Acoustic Echo Cancellation: How WebRTC AEC3 Works - Switchboard

Acoustic Echo Cancellation: How WebRTC AEC3 Works

Every voice and video call you make through a browser uses acoustic echo cancellation to keep your conversation clean. Without it, your own voice would bounce back at you from the other person's speaker, creating an unbearable feedback loop. WebRTC AEC3 is the echo canceller built into Chrome, Edge, and every WebRTC-based application, and it handles this problem in real time with remarkably low latency. Despite being one of the most widely deployed audio processing algorithms in the world, WebRTC AEC3 has almost no accessible documentation explaining how it actually works.

This guide covers how acoustic echo cancellation (AEC) works and examines how WebRTC's AEC3 implementation handles each stage of the pipeline. Whether you're integrating echo cancellation into a voice SDK, debugging echo issues in a real-time audio application, evaluating AEC solutions for a mobile platform, or simply want to understand how this technology works under the hood, this is the reference that WebRTC's own documentation doesn't provide.

What Is Acoustic Echo Cancellation?

Acoustic echo cancellation is the process of removing the sound that loops back from a loudspeaker into a microphone during a two-way audio conversation. When a remote speaker's voice plays through your device's speaker, it travels through the room and arrives at your microphone as an echo. Without AEC, this echo gets transmitted back to the remote speaker, who then hears a delayed, distorted copy of their own voice.

The core idea behind echo cancellation technology is deceptively simple: if you know what signal was played through the speaker, and you can model how the room transforms that signal before it reaches the microphone, you can predict the echo and subtract it from the captured audio. What remains (ideally) is only the near-end speaker's voice, with the echo removed.

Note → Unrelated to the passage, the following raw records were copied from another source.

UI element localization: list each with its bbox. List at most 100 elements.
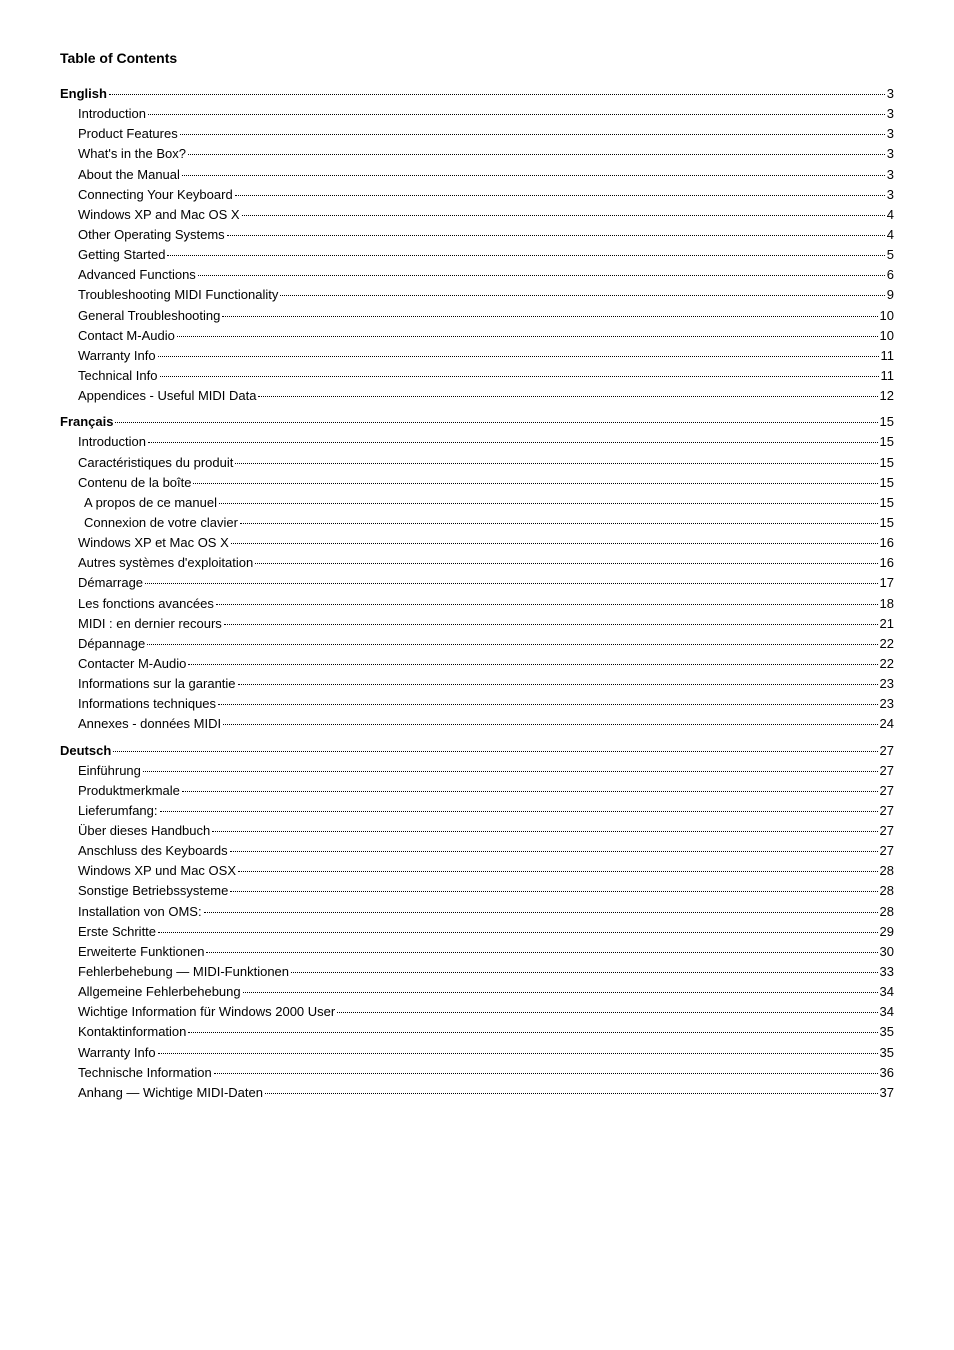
toc-entry-label: Fehlerbehebung — MIDI-Funktionen <box>78 962 289 982</box>
toc-entry-label: Warranty Info <box>78 346 156 366</box>
toc-dot-leader <box>258 396 877 397</box>
toc-entry: Connecting Your Keyboard 3 <box>60 185 894 205</box>
toc-dot-leader <box>337 1012 877 1013</box>
toc-entry: Démarrage 17 <box>60 573 894 593</box>
toc-entry-label: Sonstige Betriebssysteme <box>78 881 228 901</box>
toc-entry-label: Autres systèmes d'exploitation <box>78 553 253 573</box>
toc-entry: Anschluss des Keyboards 27 <box>60 841 894 861</box>
toc-dot-leader <box>235 195 885 196</box>
toc-entry-page: 22 <box>880 634 894 654</box>
toc-dot-leader <box>158 1053 878 1054</box>
toc-entry-page: 27 <box>880 741 894 761</box>
toc-entry-page: 23 <box>880 674 894 694</box>
toc-dot-leader <box>188 1032 877 1033</box>
toc-entry-page: 35 <box>880 1043 894 1063</box>
toc-entry-page: 15 <box>880 513 894 533</box>
toc-dot-leader <box>182 175 885 176</box>
toc-entry-label: Product Features <box>78 124 178 144</box>
toc-entry-page: 15 <box>880 453 894 473</box>
toc-entry-label: MIDI : en dernier recours <box>78 614 222 634</box>
toc-entry-page: 34 <box>880 1002 894 1022</box>
toc-entry-label: Informations sur la garantie <box>78 674 236 694</box>
toc-entry-label: Produktmerkmale <box>78 781 180 801</box>
toc-entry-page: 15 <box>880 493 894 513</box>
toc-entry-page: 9 <box>887 285 894 305</box>
toc-entry: Informations sur la garantie 23 <box>60 674 894 694</box>
toc-dot-leader <box>188 154 885 155</box>
toc-entry: Contenu de la boîte 15 <box>60 473 894 493</box>
toc-entry-page: 23 <box>880 694 894 714</box>
toc-entry-page: 15 <box>880 473 894 493</box>
toc-entry-page: 27 <box>880 761 894 781</box>
toc-entry: Annexes - données MIDI 24 <box>60 714 894 734</box>
toc-entry-page: 30 <box>880 942 894 962</box>
toc-dot-leader <box>255 563 877 564</box>
toc-dot-leader <box>227 235 885 236</box>
toc-entry-label: Installation von OMS: <box>78 902 202 922</box>
toc-section-heading: Français 15 <box>60 412 894 432</box>
toc-entry: Sonstige Betriebssysteme 28 <box>60 881 894 901</box>
toc-dot-leader <box>214 1073 878 1074</box>
toc-entry: Warranty Info 35 <box>60 1043 894 1063</box>
toc-entry-page: 12 <box>880 386 894 406</box>
toc-title: Table of Contents <box>60 50 894 66</box>
toc-entry: Windows XP and Mac OS X 4 <box>60 205 894 225</box>
toc-entry-page: 28 <box>880 902 894 922</box>
toc-entry-page: 6 <box>887 265 894 285</box>
toc-dot-leader <box>145 583 878 584</box>
toc-entry-label: Contacter M-Audio <box>78 654 186 674</box>
toc-entry: Dépannage 22 <box>60 634 894 654</box>
document-page: Table of Contents English 3 Introduction … <box>0 0 954 1163</box>
toc-entry-label: Advanced Functions <box>78 265 196 285</box>
toc-entry-label: Français <box>60 412 113 432</box>
toc-dot-leader <box>230 851 878 852</box>
toc-entry-page: 29 <box>880 922 894 942</box>
toc-entry: Windows XP et Mac OS X 16 <box>60 533 894 553</box>
toc-entry: Troubleshooting MIDI Functionality 9 <box>60 285 894 305</box>
toc-entry-label: Démarrage <box>78 573 143 593</box>
toc-entry-page: 16 <box>880 553 894 573</box>
toc-entry: A propos de ce manuel 15 <box>60 493 894 513</box>
toc-entry-page: 36 <box>880 1063 894 1083</box>
toc-entry-label: Introduction <box>78 432 146 452</box>
toc-entry-page: 35 <box>880 1022 894 1042</box>
toc-dot-leader <box>216 604 878 605</box>
toc-dot-leader <box>231 543 878 544</box>
toc-entry: Product Features 3 <box>60 124 894 144</box>
toc-dot-leader <box>182 791 878 792</box>
toc-dot-leader <box>167 255 884 256</box>
toc-dot-leader <box>240 523 878 524</box>
toc-entry: Introduction 3 <box>60 104 894 124</box>
toc-entry: Fehlerbehebung — MIDI-Funktionen 33 <box>60 962 894 982</box>
toc-entry-label: Les fonctions avancées <box>78 594 214 614</box>
toc-entry-label: Erweiterte Funktionen <box>78 942 204 962</box>
toc-entry: Introduction 15 <box>60 432 894 452</box>
toc-dot-leader <box>180 134 885 135</box>
toc-dot-leader <box>212 831 877 832</box>
toc-entry: General Troubleshooting 10 <box>60 306 894 326</box>
toc-entry-page: 3 <box>887 185 894 205</box>
toc-entry: Autres systèmes d'exploitation 16 <box>60 553 894 573</box>
toc-entry: Technical Info 11 <box>60 366 894 386</box>
toc-dot-leader <box>148 442 878 443</box>
toc-entry-label: General Troubleshooting <box>78 306 220 326</box>
toc-entry-label: Technische Information <box>78 1063 212 1083</box>
toc-dot-leader <box>158 356 879 357</box>
toc-dot-leader <box>160 376 879 377</box>
toc-entry-label: About the Manual <box>78 165 180 185</box>
toc-entry-page: 21 <box>880 614 894 634</box>
toc-dot-leader <box>113 751 877 752</box>
toc-entry-page: 24 <box>880 714 894 734</box>
toc-entry-label: Getting Started <box>78 245 165 265</box>
toc-entry: About the Manual 3 <box>60 165 894 185</box>
toc-entry-label: Anhang — Wichtige MIDI-Daten <box>78 1083 263 1103</box>
toc-entry: Kontaktinformation 35 <box>60 1022 894 1042</box>
toc-dot-leader <box>204 912 878 913</box>
toc-entry: Wichtige Information für Windows 2000 Us… <box>60 1002 894 1022</box>
toc-entry-label: English <box>60 84 107 104</box>
toc-dot-leader <box>238 871 878 872</box>
toc-entry-page: 15 <box>880 412 894 432</box>
toc-dot-leader <box>223 724 877 725</box>
toc-entry-label: Kontaktinformation <box>78 1022 186 1042</box>
toc-dot-leader <box>243 992 878 993</box>
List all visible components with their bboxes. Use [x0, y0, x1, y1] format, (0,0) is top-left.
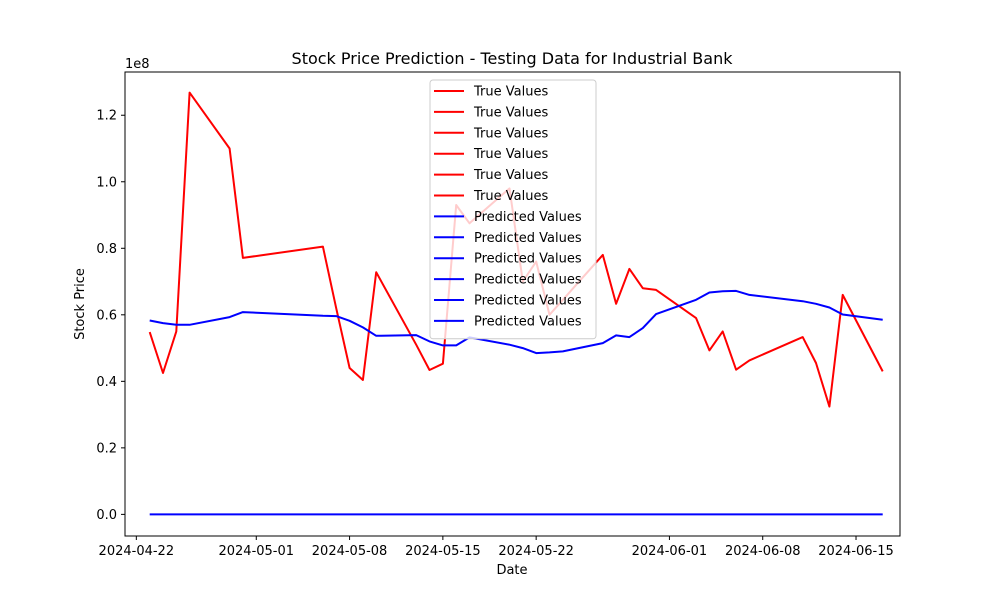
plot-frame	[124, 71, 901, 537]
y-tick-label: 1.2	[96, 109, 117, 124]
legend-label: True Values	[473, 126, 548, 141]
x-axis: 2024-04-22 2024-05-01 2024-05-08 2024-05-15…	[99, 536, 894, 559]
legend-label: Predicted Values	[474, 294, 582, 309]
x-tick-label: 2024-06-15	[818, 544, 894, 559]
y-tick-label: 0.4	[96, 375, 117, 390]
x-tick-label: 2024-06-08	[725, 544, 801, 559]
legend-label: Predicted Values	[474, 314, 582, 329]
x-tick-label: 2024-05-01	[218, 544, 294, 559]
legend-label: Predicted Values	[474, 231, 582, 246]
y-axis-title: Stock Price	[73, 268, 88, 340]
x-axis-title: Date	[496, 563, 527, 578]
legend-label: True Values	[473, 147, 548, 162]
x-tick-label: 2024-05-08	[312, 544, 388, 559]
legend-label: Predicted Values	[474, 273, 582, 288]
legend-label: True Values	[473, 189, 548, 204]
legend-label: Predicted Values	[474, 210, 582, 225]
y-tick-label: 0.8	[96, 242, 117, 257]
series-line-1	[149, 289, 883, 355]
legend-label: Predicted Values	[474, 252, 582, 267]
legend-label: True Values	[473, 168, 548, 183]
legend-box	[429, 79, 597, 340]
x-tick-label: 2024-04-22	[99, 544, 175, 559]
y-axis: 0.0 0.2 0.4 0.6 0.8 1.0 1.2	[96, 109, 125, 523]
x-tick-label: 2024-06-01	[632, 544, 708, 559]
y-tick-label: 0.2	[96, 441, 117, 456]
y-tick-label: 1.0	[96, 175, 117, 190]
x-tick-label: 2024-05-15	[405, 544, 481, 559]
y-offset-label: 1e8	[125, 57, 150, 72]
legend-label: True Values	[473, 105, 548, 120]
x-tick-label: 2024-05-22	[498, 544, 574, 559]
legend-label: True Values	[473, 85, 548, 100]
y-tick-label: 0.0	[96, 508, 117, 523]
y-tick-label: 0.6	[96, 308, 117, 323]
chart-title: Stock Price Prediction - Testing Data fo…	[292, 49, 734, 68]
legend: True Values True Values True Values True Va…	[429, 79, 597, 340]
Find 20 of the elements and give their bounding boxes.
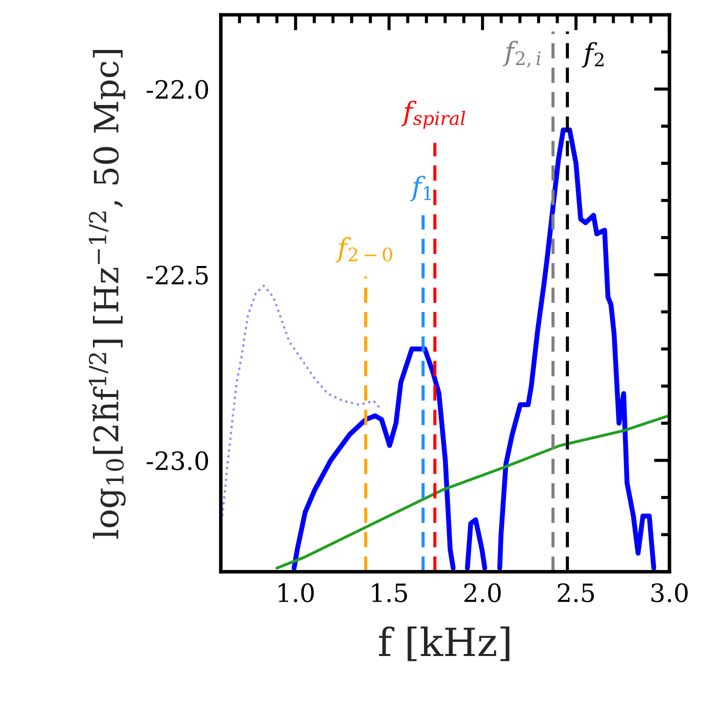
ref-line-label: f$_{2−0}$	[336, 237, 392, 263]
y-tick-label: -23.0	[146, 451, 208, 470]
line-series	[221, 284, 382, 518]
x-axis-title: f [kHz]	[379, 626, 510, 662]
line-series	[292, 346, 456, 570]
line-series	[497, 127, 656, 570]
y-axis-title: log$_{10}$[2h̃f$^{1/2}$] [Hz$^{−1/2}$, 50 Mpc]	[88, 50, 126, 539]
x-tick-label: 3.0	[651, 583, 688, 602]
y-tick-label: -22.5	[146, 266, 208, 285]
x-tick-label: 1.5	[372, 583, 408, 602]
line-series	[276, 414, 670, 570]
x-tick-label: 1.0	[278, 583, 314, 602]
line-series	[464, 517, 488, 570]
y-tick-label: -22.0	[146, 80, 208, 99]
ref-line-label: f$_{1}$	[410, 176, 431, 202]
ref-line-label: f$_{2,i}$	[502, 40, 541, 68]
x-tick-label: 2.0	[464, 583, 501, 602]
x-tick-label: 2.5	[558, 583, 594, 602]
ref-line-label: f$_{spiral}$	[401, 100, 466, 129]
ref-line-label: f$_{2}$	[582, 42, 604, 68]
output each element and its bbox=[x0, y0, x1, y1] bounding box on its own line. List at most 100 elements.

In practice, this is significantly harder than it sounds. The room's acoustic characteristics (its impulse response) change constantly as people move and furniture shifts. The speaker and microphone introduce non-linear distortions. Both people may talk at the same time (double-talk). And all of this must be handled in real time, with processing latency measured in milliseconds.

How Echo Cancellation Works: The Adaptive Filter

At the heart of every acoustic echo canceller is an adaptive filter. This filter maintains an estimate of the room's impulse response, which is the acoustic path between the loudspeaker and the microphone. Using this estimate, the filter predicts what the echo will look like and subtracts that prediction from the microphone signal.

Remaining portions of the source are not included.